Some students opted to copy the code from the notes, although it used a completely different data structure. That was not worthless, since it did include these key parts.
c) In comparing the exception handling mechanism in the text with the one described here, there are space-time tradeoffs, but there is also a difference in expressive power. How is this scheme less flexible than the scheme discussed in the notes? (2 points)
_____________This alternative model does not permit one subroutine__________ _____________to install handlers simultaneously for multiple exceptions,____ _____________and it makes it messy to nest try/catch blocks for a single____ _____________exception in one subroutine.___________________________________ ____________________________________________________________________________ ____________________________________________________________________________
One got this right. Many answers suggested that students had not taken the time to understand the question. The fact that an exception is a one-word variable, for example, does not limit its expressive power. That word is a pointer to a block of memory (the activation record) that has many fields. This exception handling model is, incidentally, perfectly appropriate for languages such as C++ and Java where there is only one exception, and the (logical) type of the exception is passed as a parameter to the handler.
; see if the protection violation was CPUGET
; all registers have been saved
; R2 points to register save area
a: LOAD R3,R2,PCSAVE ; get the saved program counter
b: LOADS R4,R3
c: EXTH R5,R4,R3 ; the the halfword it points to
; R4 is the instruction that caused the trap!
d: LIL R6,#F0F0
e: AND R5,R6 ; clear all but the opcode bits
f: CMPI R5,OPCPUGET ; is it a CPUGET instruction?
g: BEQ ISCPUGET
h: LOAD R3,R2,PSWSAVE ; it is not CPUGET!

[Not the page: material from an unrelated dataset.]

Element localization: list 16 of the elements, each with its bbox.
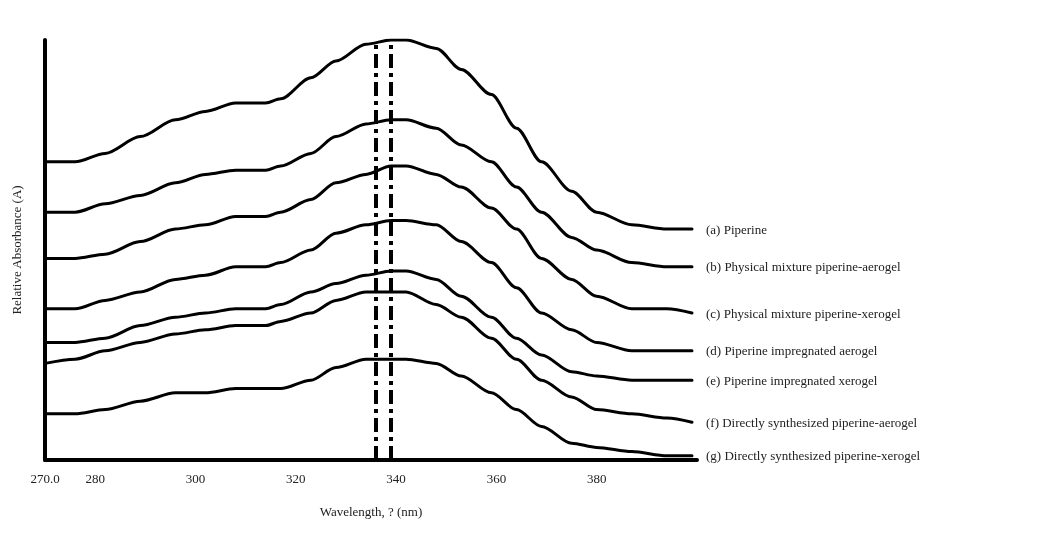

i: CPUSET R3,PSW ; restore saved PSW
j: LOAD R1,PPROGERR
k: LOAD R2,R1,EXAR
l: LOAD R1,R1,EXHAND
m: CPUSET R1,TPC
n: CPUGET R0,TPC ; raise PROGRAM_ERROR exception
Recall that R2 points to the register save area, and that the identifiers
R1SAVE, R2SAVE etc. are used for the offsets of the saved
values of registers.
a) Lines j through l begin to throw a program-error exception. In the normal sequence of instructions for throwing an exception, lines m and n would be replaced by JUMPS R1. Why did we need to use this strange code instead? (1 point)
_____________JUMPS R1 and the CPUSET/CPUGET sequence above have the_________ _____________same effect on the PC, but the CPUGET instruction also_________ _____________restores the LEVEL field of the PSW.___________________________
1/3 got this right. One got partial credit for an answere that was relevant but never got to the point.

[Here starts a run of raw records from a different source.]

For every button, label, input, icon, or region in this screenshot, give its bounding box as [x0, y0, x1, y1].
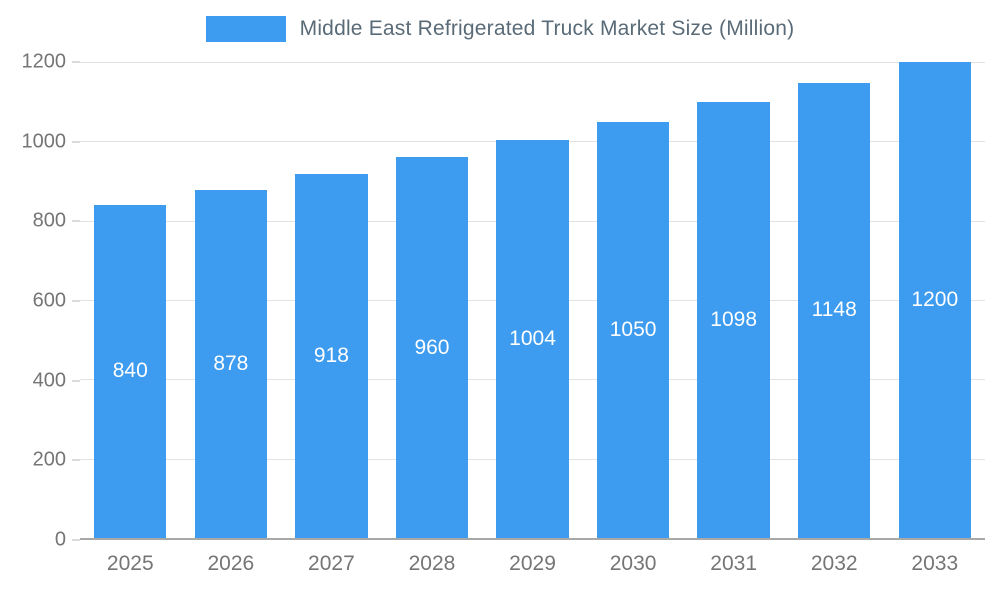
y-tick: 0: [22, 529, 80, 552]
bar-band: 878: [181, 62, 282, 538]
bar-band: 1004: [482, 62, 583, 538]
bar-2029[interactable]: 1004: [496, 139, 569, 538]
y-axis: 0 200 400 600 800 1000 1200: [0, 51, 80, 551]
bar-band: 840: [80, 62, 181, 538]
y-tick-mark: [72, 539, 80, 541]
y-tick: 200: [22, 449, 80, 472]
bar-value-label: 840: [112, 359, 148, 383]
bar-value-label: 1050: [609, 317, 657, 341]
y-tick-label: 600: [32, 289, 66, 312]
y-tick-mark: [72, 300, 80, 302]
x-tick-label: 2031: [710, 552, 758, 575]
x-tick-label: 2027: [308, 552, 355, 575]
y-tick-label: 0: [54, 528, 66, 551]
bar-2025[interactable]: 840: [94, 204, 167, 538]
y-tick: 1000: [21, 130, 80, 153]
y-tick-mark: [72, 380, 80, 382]
y-tick-label: 1000: [21, 130, 67, 153]
y-tick: 600: [22, 290, 80, 313]
gridline: [80, 62, 985, 63]
x-tick-label: 2029: [509, 552, 556, 575]
bar-2033[interactable]: 1200: [898, 62, 971, 538]
bar-band: 918: [281, 62, 382, 538]
bar-value-label: 1004: [509, 326, 556, 350]
bar-band: 1148: [784, 62, 885, 538]
y-tick-label: 1200: [21, 50, 67, 73]
bar-value-label: 1200: [911, 288, 959, 311]
bar-band: 960: [382, 62, 483, 538]
bar-value-label: 878: [213, 351, 249, 375]
bar-band: 1200: [885, 62, 986, 538]
bar-2030[interactable]: 1050: [596, 121, 670, 538]
x-axis: 2025 2026 2027 2028 2029 2030 2031 2032 2033: [80, 552, 985, 576]
x-tick-label: 2032: [810, 552, 858, 575]
x-tick-label: 2028: [408, 552, 456, 575]
x-tick-label: 2026: [207, 552, 255, 575]
y-tick: 1200: [21, 50, 80, 74]
bar-2032[interactable]: 1148: [798, 82, 871, 538]
bar-band: 1098: [683, 62, 784, 538]
bar-2031[interactable]: 1098: [697, 102, 770, 538]
x-tick-label: 2030: [609, 552, 657, 575]
y-tick-label: 200: [32, 448, 66, 471]
plot-area: 840 878 918 960 1004 1050 1098 1148 1200: [80, 62, 985, 540]
x-tick-label: 2025: [106, 552, 154, 575]
y-tick-mark: [72, 141, 80, 143]
x-tick-label: 2033: [911, 552, 959, 575]
y-tick-mark: [72, 459, 80, 461]
bar-2028[interactable]: 960: [395, 157, 469, 538]
bar-value-label: 918: [313, 343, 349, 367]
chart-title: Middle East Refrigerated Truck Market Si…: [299, 17, 795, 40]
bar-value-label: 1098: [710, 308, 757, 332]
legend[interactable]: Middle East Refrigerated Truck Market Si…: [0, 16, 1000, 42]
y-tick-label: 800: [32, 209, 66, 232]
y-tick-label: 400: [32, 369, 66, 392]
bar-value-label: 1148: [811, 298, 857, 322]
y-tick-mark: [72, 220, 80, 222]
bars: 840 878 918 960 1004 1050 1098 1148 1200: [80, 62, 985, 538]
y-tick: 400: [22, 369, 80, 392]
y-tick: 800: [22, 210, 80, 233]
y-tick-mark: [72, 61, 80, 63]
bar-2026[interactable]: 878: [194, 189, 268, 538]
legend-swatch-icon: [205, 16, 286, 42]
bar-value-label: 960: [414, 335, 450, 359]
bar-2027[interactable]: 918: [295, 173, 368, 538]
bar-band: 1050: [583, 62, 684, 538]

b) Suppose we decide that all trap handlers will return to the user program by a jump to TRAPEXIT (that was the code to restore registers and return). The above code doesn't do this! Instead, it does its own return in line n. Write replacement code for lines h through n that has the same net effect (raising the program error trap) but does so by altering the saved registers and then jumping to TRAPEXIT where they are restored. (3 points)
_____________LOAD____R1,PROGERR_____________________________________________ _____________LOAD____R3,R1,EXAR_____________________________________________ _____________STORE___R3,R2,R2SAVE___________________________________________ _____________LOAD____R3,R1,EXHAND___________________________________________ _____________STORE___R3,R2,PCSAVE___________________________________________ _____________JUMP____TRAPEXIT_______________________________________________ ____________________________________________________________________________ ____________________________________________________________________________
One got this right, 1/3 got no credit. In general, troubles revolved around storing to R2SAVE and PCSAVE. A surprising number of students had difficulty with the final JUMP and tried replacing it with sequences ending with a JUMPS. This new code is significantly simpler to understand than the original code it replaces!